Olson was a defensive back on that team. In one of the first games of the year, the other team's end got behind him, caught a pass for a touchdown. What made it worse was, it was the touchdown that won the game. Olson was humiliated. But that got worse, too. Because the next morning, on the front page of the sports section, was his picture, stretching to reach that pass, the ball going over his hands, into the hands of the receiver for a touchdown.

Now it is Monday morning. Olson goes to school. He hears the coach wants to see him. He enters the office. There is the picture from the newspaper on the desk. The coach says, "What do you have to say about this picture?" He said, "I'm sorry. I'll try harder." The coach said, "Look at the picture again. Look more closely. Look at your face. Look at your muscles, how tight they are. Can't you see, that's your problem. You are trying too hard. Why don't you just relax, have confidence in yourself, enjoy the game, and you'll be a great player."

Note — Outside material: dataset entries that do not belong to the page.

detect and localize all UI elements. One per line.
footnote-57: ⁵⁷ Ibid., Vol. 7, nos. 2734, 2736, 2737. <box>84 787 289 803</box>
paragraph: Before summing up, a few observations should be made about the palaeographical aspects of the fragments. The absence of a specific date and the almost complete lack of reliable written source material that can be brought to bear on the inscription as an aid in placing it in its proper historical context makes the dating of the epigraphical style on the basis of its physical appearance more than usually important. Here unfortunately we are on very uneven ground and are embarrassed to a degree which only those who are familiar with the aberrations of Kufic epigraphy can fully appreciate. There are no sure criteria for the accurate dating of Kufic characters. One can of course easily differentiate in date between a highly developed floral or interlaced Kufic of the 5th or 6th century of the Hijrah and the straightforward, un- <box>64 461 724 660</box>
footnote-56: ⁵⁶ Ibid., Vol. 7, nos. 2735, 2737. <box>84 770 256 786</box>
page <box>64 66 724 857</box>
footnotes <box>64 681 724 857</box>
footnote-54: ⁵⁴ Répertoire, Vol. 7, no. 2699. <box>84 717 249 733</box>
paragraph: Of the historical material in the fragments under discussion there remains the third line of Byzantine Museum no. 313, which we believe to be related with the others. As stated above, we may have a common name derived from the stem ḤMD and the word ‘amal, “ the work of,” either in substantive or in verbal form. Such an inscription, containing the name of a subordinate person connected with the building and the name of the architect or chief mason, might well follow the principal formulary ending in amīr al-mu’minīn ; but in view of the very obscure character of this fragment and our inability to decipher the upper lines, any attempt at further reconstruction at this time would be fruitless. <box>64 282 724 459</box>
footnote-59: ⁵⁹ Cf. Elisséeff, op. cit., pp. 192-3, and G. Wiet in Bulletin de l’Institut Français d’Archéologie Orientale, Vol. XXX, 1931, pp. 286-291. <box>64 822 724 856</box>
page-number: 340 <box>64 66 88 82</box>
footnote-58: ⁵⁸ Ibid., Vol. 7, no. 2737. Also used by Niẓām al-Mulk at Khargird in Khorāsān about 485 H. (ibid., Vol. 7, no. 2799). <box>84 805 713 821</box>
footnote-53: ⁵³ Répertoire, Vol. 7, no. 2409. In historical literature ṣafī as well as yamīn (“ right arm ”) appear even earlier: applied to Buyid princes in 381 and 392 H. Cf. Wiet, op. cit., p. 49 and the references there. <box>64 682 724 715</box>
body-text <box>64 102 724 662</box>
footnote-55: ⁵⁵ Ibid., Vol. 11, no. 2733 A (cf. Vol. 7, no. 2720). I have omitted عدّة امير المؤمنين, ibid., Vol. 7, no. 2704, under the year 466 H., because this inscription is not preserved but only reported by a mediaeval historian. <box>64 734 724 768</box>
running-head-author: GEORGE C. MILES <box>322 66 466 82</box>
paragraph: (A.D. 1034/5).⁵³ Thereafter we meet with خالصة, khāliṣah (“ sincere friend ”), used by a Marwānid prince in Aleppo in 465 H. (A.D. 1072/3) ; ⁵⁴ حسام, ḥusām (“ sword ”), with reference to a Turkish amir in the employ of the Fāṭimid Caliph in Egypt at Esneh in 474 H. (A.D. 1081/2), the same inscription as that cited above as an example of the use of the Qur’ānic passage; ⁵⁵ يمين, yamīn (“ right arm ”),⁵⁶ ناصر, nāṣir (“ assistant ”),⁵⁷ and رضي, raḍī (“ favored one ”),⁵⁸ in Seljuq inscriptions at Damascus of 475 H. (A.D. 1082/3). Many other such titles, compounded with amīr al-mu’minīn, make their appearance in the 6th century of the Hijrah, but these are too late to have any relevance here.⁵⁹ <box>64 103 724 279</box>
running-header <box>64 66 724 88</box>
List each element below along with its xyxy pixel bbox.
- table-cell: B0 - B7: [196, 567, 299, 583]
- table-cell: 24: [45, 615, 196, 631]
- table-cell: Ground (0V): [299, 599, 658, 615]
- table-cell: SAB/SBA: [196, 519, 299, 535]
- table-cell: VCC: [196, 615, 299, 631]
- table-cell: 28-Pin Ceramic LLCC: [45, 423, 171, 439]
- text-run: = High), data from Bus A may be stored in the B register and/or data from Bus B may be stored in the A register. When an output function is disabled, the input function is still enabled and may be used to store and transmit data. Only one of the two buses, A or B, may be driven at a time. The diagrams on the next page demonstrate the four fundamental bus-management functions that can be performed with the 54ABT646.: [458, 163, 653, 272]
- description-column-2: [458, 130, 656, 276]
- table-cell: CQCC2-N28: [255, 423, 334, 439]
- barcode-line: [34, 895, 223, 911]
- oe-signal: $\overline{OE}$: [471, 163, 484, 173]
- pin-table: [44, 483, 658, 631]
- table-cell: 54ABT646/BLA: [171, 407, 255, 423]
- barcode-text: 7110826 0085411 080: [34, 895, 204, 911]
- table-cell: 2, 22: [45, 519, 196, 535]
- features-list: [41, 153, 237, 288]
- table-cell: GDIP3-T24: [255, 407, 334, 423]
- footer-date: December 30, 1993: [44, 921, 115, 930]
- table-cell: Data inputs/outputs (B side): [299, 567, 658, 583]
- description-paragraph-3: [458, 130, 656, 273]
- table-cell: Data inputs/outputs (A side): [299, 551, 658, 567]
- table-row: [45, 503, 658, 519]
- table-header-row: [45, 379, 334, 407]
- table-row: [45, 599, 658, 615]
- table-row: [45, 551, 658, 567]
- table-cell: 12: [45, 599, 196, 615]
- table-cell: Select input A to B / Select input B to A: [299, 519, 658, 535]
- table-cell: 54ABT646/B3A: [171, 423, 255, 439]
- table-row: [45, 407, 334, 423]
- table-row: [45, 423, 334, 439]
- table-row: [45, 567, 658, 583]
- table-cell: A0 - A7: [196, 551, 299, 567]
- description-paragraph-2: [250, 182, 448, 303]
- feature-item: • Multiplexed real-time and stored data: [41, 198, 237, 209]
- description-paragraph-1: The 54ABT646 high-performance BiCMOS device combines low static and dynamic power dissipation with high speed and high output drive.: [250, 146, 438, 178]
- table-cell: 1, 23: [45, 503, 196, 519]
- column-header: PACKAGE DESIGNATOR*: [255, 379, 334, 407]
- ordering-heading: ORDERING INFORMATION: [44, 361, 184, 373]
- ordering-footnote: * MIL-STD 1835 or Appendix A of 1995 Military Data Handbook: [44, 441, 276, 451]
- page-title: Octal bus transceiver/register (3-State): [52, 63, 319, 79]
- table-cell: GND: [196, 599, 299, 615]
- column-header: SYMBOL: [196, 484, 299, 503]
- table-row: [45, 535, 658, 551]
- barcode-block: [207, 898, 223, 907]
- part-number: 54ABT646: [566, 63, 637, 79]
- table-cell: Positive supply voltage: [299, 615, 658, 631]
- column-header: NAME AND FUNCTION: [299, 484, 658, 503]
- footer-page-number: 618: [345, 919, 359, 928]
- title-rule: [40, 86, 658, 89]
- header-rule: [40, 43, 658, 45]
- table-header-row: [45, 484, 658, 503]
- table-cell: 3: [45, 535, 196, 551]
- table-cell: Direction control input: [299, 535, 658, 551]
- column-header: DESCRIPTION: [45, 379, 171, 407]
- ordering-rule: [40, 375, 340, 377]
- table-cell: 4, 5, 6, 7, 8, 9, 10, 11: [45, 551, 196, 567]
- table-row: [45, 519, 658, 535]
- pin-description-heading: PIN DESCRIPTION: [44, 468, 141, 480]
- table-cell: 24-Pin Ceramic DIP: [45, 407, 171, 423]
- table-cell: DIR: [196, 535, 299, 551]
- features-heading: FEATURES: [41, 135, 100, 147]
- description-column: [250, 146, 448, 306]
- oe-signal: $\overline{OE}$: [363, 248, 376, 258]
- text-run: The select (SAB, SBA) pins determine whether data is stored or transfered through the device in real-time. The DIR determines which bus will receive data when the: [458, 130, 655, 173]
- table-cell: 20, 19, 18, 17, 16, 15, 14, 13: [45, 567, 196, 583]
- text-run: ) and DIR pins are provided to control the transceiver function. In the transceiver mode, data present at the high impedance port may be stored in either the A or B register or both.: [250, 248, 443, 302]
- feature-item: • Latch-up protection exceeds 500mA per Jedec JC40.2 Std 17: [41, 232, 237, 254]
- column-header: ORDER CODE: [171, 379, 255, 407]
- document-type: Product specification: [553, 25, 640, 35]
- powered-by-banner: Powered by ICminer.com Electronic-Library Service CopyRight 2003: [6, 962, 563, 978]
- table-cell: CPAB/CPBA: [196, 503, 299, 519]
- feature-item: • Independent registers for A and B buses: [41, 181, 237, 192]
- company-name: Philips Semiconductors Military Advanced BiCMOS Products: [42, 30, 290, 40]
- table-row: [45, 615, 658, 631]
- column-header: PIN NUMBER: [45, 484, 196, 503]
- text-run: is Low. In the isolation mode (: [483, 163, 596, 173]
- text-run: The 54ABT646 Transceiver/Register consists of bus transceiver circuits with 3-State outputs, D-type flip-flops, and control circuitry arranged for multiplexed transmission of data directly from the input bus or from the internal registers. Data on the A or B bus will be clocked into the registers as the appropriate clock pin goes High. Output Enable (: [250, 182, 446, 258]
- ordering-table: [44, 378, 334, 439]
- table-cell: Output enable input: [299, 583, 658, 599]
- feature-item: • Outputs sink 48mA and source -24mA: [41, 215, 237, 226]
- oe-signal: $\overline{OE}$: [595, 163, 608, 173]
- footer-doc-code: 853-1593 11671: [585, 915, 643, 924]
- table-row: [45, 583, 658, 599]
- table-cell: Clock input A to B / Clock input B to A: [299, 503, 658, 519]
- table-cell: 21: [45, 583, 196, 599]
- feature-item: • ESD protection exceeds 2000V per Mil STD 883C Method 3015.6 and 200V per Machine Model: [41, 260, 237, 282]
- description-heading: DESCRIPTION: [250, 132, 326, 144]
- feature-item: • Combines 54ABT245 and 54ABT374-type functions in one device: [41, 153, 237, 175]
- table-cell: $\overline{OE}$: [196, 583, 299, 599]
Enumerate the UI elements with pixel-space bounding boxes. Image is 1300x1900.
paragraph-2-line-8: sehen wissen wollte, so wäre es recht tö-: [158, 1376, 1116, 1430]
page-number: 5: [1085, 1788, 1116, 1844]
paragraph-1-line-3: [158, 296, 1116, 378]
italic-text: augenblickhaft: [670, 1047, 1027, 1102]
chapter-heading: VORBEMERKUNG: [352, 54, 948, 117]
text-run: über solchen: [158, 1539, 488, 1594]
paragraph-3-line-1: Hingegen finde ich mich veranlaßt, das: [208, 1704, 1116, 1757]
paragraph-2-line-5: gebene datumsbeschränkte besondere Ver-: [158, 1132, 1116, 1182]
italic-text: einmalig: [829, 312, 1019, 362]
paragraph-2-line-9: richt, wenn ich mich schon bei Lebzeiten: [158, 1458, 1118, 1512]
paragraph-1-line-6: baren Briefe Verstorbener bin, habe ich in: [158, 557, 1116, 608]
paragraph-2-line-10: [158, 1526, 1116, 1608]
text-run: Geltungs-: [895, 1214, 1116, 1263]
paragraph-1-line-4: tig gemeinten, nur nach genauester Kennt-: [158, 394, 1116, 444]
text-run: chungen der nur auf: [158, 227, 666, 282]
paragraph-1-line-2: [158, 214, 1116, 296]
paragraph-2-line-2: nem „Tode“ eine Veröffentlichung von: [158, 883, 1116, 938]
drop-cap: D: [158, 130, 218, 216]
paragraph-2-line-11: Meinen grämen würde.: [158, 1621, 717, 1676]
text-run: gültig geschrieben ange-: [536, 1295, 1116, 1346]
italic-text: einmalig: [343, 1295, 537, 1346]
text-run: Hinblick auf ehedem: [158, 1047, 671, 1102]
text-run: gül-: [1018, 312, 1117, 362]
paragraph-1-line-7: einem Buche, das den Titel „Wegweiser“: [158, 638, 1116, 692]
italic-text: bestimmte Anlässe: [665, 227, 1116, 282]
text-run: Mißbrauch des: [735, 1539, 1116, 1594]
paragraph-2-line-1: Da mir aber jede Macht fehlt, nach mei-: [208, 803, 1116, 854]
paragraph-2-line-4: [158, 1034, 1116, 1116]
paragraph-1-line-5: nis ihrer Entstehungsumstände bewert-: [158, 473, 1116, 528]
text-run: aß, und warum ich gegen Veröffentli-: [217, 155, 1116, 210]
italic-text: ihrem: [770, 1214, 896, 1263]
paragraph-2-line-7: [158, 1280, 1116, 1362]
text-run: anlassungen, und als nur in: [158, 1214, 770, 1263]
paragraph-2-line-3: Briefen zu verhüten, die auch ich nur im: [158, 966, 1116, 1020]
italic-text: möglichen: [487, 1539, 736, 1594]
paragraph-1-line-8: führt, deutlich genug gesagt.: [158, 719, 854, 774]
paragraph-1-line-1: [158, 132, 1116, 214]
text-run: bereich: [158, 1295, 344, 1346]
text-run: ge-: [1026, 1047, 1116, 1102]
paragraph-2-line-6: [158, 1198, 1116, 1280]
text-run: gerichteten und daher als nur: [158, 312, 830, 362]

That's Paul's problem, and its everyone's problem who lives under a law. You can't relax. In the New Testament that is called "the curse of the Law." You are always measuring yourself against some standard, your performance against other people's performances. You are afraid of what other people will think of you. Always trying to please someone, or something. That is what the Law is. The Law is some standard that is set above you, that judges you. Sometimes our parents set that standard for us. Sometimes we set it ourselves. Sometimes society sets it. Sometimes religion sets it. It doesn't really matter where it comes from, it doesn't matter what we call it, the Bible calls it the Law. It is that which, if we could only achieve it, promises happiness, and if we fail to achieve it, causes us misery.

Paul killed Christians, but they said "The Lord Jesus has sent us to you, and he loves you." He couldn't get over that. He was the enemy, and they loved the enemy. They loved, he said, the way God loves us, in spite of our sins, without deserving God's love. And that is when it hit him. That is why he wrote, "We are made righteous apart from the Law. We are saved not by our efforts, not by our works, but by our faith, our trust in God's grace."

I think that the grip of the Law is so tight on all of us that something often has to happen to us in order for us to let go, get us to relax, so that God can get a hold of us.

There is a wonderful old hymn written by John Greenleaf Whittier. It isn’t in the new hymnals but I am getting to that age where a lot of the hymns I knew when I was younger are no longer in print. In fact I am at the age where sometimes it feels as if my whole world is going out of print. Nevertheless I want to leave you with the words from the hymn that I can remember:

I know not what the future hath - Of marvel or surprise,

Assured alone that life and death - God's mercy underlies.

I know not where his islands lift - Their fronded palms in air;

I only know I cannot drift - Beyond his love and care. Amen.